Data
The Ledger publishes machine-readable exports alongside the human-facing frontend. Everything here is derived from the public, anonymized tables (pub_incidents, pub_agency_scorecards, purge_events) — never raw names, never internal review queues. All fields are documented in the JSON Schema linked below.
Daily JSONL archive
Every row published through the SPEC §9 anonymization pipeline is dumped to newline-delimited JSON once a day at 08:30 UTC and committed to a public git repository. Forks of the full history are encouraged.
Repository: https://github.com/policedata/archive
| File | Rows describe |
|---|---|
pub_incidents.jsonl | One anonymized disciplinary incident per line. Officer identity is an HMAC-SHA256 token stable within a salt epoch; dates are at quarterly precision. |
pub_agency_scorecards.jsonl | Per-agency transparency grade (A–F) plus finding rate, publication-ban rate, and purge count. Computed daily. |
purge_events.jsonl | Confirmed removals/redirects/content-deletions detected on oversight-body sources. Each row links to the agency and the archived copy where available. |
manifest.json | Export metadata: timestamp, per-file row counts, format version. Consumers should check row counts to detect partial writes before importing. |
Schemas
Byte-stable machine-readable schemas ship alongside every export. Consumers validate against these before import.
| File | What it is |
|---|---|
schema.json | JSON Schema draft 2020-12. $defs per table; additionalProperties: false everywhere so unknown columns fail validation. Embeds the SPEC §9.2 rules as patterns: incident_quarter regex rejects exact dates, k_anon_cohort has a minimum of 5. |
schema.jsonld | JSON-LD @context mapping field names to schema.org and the project vocab URI. Consumers speaking semantic-web tooling can treat the JSONL rows as linked data by applying this context. |
Coming later
- Weekly Parquet snapshot on a public MinIO bucket — faster ingest for pandas / polars / DuckDB than JSONL. Same rows, different wire format.
- Stable redirect URLs for individual purges so feed readers can deep-link. Currently RSS <guid> values are URN-form only.
Federation
Sister accountability projects are welcome to fork or mirror the archive. Schemas are designed to interoperate — agency IDs use stable slugs, officer tokens use a published HMAC algorithm, and incident types follow a documented controlled vocabulary. If you're building something that should pull from the Ledger, the editor welcomes outreach via the contact form.

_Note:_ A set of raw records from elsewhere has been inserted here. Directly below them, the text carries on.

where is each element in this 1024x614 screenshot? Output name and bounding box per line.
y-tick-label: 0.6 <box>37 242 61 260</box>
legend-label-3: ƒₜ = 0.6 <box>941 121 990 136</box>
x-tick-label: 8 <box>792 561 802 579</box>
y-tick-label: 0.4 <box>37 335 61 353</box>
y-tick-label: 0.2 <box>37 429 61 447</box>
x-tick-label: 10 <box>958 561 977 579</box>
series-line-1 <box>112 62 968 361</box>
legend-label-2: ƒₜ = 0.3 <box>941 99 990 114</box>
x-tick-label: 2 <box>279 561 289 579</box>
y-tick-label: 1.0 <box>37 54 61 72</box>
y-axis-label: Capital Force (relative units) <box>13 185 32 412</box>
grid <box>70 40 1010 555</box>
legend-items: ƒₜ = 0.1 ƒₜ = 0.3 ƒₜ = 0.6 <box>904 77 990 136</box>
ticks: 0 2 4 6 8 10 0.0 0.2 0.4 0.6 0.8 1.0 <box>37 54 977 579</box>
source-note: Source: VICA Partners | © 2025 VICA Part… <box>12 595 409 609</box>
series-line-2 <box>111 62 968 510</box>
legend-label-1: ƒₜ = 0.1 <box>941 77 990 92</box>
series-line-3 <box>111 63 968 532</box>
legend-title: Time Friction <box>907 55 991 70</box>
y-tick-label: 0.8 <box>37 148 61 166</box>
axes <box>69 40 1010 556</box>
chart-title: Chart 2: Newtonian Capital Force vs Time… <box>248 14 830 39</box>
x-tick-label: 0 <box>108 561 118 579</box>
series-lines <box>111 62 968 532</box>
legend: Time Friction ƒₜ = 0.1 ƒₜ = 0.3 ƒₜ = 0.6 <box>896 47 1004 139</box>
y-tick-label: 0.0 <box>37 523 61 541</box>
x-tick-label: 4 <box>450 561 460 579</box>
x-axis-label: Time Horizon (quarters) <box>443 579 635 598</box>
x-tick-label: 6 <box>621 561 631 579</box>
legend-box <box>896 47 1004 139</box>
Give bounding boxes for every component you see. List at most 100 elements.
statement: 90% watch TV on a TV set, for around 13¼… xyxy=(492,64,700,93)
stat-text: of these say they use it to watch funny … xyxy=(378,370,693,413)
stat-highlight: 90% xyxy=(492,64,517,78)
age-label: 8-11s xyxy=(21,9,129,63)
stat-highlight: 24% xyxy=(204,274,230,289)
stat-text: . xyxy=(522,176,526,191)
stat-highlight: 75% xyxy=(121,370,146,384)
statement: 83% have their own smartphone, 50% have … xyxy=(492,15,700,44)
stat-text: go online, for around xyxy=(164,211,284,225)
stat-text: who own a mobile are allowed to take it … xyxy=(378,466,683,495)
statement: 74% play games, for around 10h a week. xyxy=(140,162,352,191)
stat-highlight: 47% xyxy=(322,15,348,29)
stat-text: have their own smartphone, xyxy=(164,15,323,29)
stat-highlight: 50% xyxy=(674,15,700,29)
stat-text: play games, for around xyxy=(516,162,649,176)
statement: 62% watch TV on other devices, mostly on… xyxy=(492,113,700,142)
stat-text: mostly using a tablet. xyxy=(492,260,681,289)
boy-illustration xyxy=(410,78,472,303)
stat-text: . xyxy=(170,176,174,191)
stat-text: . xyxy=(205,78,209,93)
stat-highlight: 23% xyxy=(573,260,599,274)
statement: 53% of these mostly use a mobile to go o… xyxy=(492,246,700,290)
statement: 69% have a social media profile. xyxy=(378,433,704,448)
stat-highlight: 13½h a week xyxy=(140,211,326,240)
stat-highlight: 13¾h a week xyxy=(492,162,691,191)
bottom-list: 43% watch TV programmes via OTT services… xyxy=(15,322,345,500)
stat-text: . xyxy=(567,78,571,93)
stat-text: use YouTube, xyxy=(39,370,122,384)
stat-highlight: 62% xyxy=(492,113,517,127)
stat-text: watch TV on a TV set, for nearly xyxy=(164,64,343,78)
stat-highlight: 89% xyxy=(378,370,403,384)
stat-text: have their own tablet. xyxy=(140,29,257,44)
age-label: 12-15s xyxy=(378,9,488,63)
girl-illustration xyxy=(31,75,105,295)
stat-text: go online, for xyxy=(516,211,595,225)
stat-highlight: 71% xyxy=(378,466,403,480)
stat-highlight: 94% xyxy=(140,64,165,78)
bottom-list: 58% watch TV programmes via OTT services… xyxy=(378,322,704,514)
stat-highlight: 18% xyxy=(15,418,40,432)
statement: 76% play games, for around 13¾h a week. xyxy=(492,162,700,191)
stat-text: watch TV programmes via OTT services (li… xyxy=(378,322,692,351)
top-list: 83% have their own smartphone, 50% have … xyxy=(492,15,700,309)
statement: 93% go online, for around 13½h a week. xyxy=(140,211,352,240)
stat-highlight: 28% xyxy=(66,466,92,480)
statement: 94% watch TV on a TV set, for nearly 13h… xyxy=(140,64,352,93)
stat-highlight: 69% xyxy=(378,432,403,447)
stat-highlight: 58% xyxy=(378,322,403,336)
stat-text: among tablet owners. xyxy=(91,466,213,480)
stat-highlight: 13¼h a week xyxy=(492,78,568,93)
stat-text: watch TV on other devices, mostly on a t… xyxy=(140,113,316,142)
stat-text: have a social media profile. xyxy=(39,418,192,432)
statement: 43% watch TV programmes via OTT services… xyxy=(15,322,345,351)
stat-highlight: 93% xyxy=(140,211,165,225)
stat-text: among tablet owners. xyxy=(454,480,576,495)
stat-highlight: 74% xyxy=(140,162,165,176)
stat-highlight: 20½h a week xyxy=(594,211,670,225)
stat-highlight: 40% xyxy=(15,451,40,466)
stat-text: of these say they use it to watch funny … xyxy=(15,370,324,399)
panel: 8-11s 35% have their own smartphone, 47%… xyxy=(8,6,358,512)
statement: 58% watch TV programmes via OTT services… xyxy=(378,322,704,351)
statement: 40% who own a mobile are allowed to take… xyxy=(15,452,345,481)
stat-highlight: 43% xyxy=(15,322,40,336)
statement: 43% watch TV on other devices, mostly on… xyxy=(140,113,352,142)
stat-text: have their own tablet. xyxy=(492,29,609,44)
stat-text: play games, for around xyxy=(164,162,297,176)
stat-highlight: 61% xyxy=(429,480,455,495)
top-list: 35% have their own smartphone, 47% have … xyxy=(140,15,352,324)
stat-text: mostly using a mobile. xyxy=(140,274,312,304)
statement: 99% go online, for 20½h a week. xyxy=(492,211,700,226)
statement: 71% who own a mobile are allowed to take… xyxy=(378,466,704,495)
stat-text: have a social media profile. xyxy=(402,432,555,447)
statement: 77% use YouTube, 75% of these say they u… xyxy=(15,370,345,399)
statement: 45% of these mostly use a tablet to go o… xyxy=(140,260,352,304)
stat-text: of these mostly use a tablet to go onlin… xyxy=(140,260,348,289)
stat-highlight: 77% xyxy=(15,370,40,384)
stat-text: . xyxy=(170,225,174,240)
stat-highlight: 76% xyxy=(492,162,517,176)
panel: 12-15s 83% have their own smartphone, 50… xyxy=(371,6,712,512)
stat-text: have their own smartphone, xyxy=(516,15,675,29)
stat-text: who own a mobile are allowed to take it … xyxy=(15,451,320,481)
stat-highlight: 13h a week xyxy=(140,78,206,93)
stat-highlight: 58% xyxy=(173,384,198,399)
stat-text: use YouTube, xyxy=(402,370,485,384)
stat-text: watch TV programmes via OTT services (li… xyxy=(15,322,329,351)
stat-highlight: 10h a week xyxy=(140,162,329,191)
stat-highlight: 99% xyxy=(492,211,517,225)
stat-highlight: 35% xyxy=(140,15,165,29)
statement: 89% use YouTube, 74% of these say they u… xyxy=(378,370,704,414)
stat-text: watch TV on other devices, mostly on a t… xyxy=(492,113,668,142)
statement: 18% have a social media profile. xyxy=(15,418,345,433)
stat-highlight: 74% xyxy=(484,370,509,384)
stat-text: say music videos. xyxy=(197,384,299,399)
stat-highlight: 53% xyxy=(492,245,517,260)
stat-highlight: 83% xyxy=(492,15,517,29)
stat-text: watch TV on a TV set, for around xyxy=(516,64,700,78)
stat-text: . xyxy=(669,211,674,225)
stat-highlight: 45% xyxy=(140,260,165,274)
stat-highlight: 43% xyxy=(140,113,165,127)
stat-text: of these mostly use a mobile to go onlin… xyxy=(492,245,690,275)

Known downstream projects: Tracking (In)justice, CBC Deadly Force, Big Local News.
License and attribution
Archive content is released under Creative Commons BY 4.0. Attribution: "policedata.ca / The Ledger" with a link to this page. Every row carries a source_capture_id that traces back to the archived original document via Wayback — verify against that source before republishing.
The live API
No JSON API exists yet — the bulk export is the supported interface. A thin REST layer may land later for lower-latency lookups, but the publication cadence is deliberately lagged (SPEC §9.2 sets a 60-day minimum between disposition and publication), so real-time is not a design goal.